Several media headlines, such as the BBC’s, suggest the find answers how the turtle got its shell; for instance, the BBC News article claims the find “shows that the turtle’s breast plate developed earlier than the rest of its shell.” But the ScienceNOW report makes it clear that, actually, the fossil has prompted several different interpretations by evolutionists. For example, the Chicago Field Museum’s Olivier Rieppel, one of the scientists describing the fossils, believes Odontochelys is the most primitive of turtles. But University of Toronto–Mississauga scientists Robert Reisz and Jason Head suggest that perhaps Odontochelys did, in fact, descend from land-based turtles, but lost the bones in its armor along the way, much like modern soft-shelled turtles. And Yale’s Walter Joyce wonders if Odontochelys is just an “oddity,” while study coauthor Chun Li of the Chinese Academy of Sciences calls Odontochelys “an ideal missing link for turtle evolution.”

In this sense, our explanation isn’t that different from what evolutionists suggest.

So with all the various ideas on turtle evolution batted about in the news over the past three months, it seems we could suggest almost any story for turtle origins. Ours is that God created turtles—likely at least two distinct kinds, during Creation Week. Since then, turtle populations have lost genetic information through natural selection and mutations, so the turtles preserved by the Flood—and those we find today—are more diverse than the original created turtles, and may well be missing some features.

In this sense, our explanation isn’t that different from what evolutionists suggest, except three basic things: (1) whether turtles could have evolved new features because of new genetic information; (2) how long ago changes happened and fossil formed; and (3) whether turtle ancestry traces all the way back to the original cell. On the first point, we have never observed the development of new genetic information; the second and third points lie in the realm of origins science, which is rooted in presuppositions about the past.
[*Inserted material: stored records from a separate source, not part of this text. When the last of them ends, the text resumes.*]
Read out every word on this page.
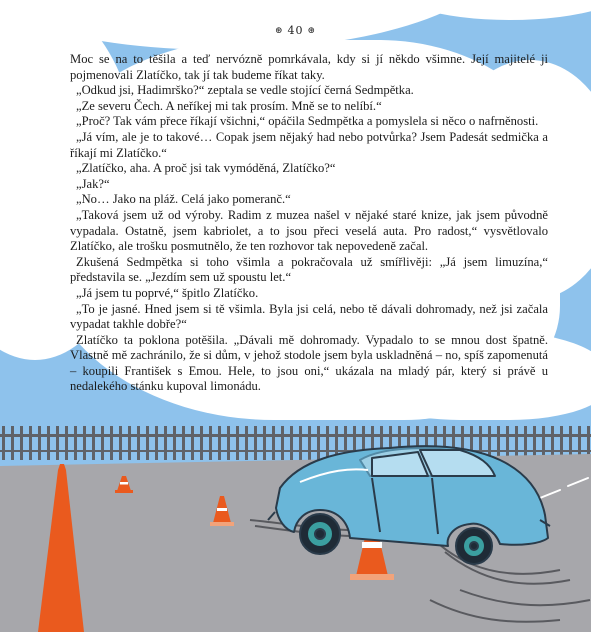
⊛ 40 ⊛

Moc se na to těšila a teď nervózně pomrkávala, kdy si jí někdo všimne. Její majitelé ji pojmenovali Zlatíčko, tak jí tak budeme říkat taky.

„Odkud jsi, Hadimrško?“ zeptala se vedle stojící černá Sedmpětka.

„Ze severu Čech. A neříkej mi tak prosím. Mně se to nelíbí.“

„Proč? Tak vám přece říkají všichni,“ opáčila Sedmpětka a pomyslela si něco o nafrněnosti.

„Já vím, ale je to takové… Copak jsem nějaký had nebo potvůrka? Jsem Padesát sedmička a říkají mi Zlatíčko.“

„Zlatíčko, aha. A proč jsi tak vymóděná, Zlatíčko?“

„Jak?“

„No… Jako na pláž. Celá jako pomeranč.“

„Taková jsem už od výroby. Radim z muzea našel v nějaké staré knize, jak jsem původně vypadala. Ostatně, jsem kabriolet, a to jsou přeci veselá auta. Pro radost,“ vysvětlovalo Zlatíčko, ale trošku posmutnělo, že ten rozhovor tak nepovedeně začal.

Zkušená Sedmpětka si toho všimla a pokračovala už smířlivěji: „Já jsem limuzína,“ představila se. „Jezdím sem už spoustu let.“

„Já jsem tu poprvé,“ špitlo Zlatíčko.

„To je jasné. Hned jsem si tě všimla. Byla jsi celá, nebo tě dávali dohromady, než jsi začala vypadat takhle dobře?“

Zlatíčko ta poklona potěšila. „Dávali mě dohromady. Vypadalo to se mnou dost špatně. Vlastně mě zachránilo, že si dům, v jehož stodole jsem byla uskladněná – no, spíš zapomenutá – koupili František s Emou. Hele, to jsou oni,“ ukázala na mladý pár, který si právě u nedalekého stánku kupoval limonádu.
In other words, creationists can ask and answer the same questions as evolutionists when examining changes in kinds of animals over time (looking at fossils and present individuals). The differences are rooted in the paradigms each group takes on faith: information-adding mutations and natural selection evolving single cells into vertebrates over millions of years versus primarily information-destroying mutations and natural selection resulting in diversity within God’s created kinds from a few thousand years ago.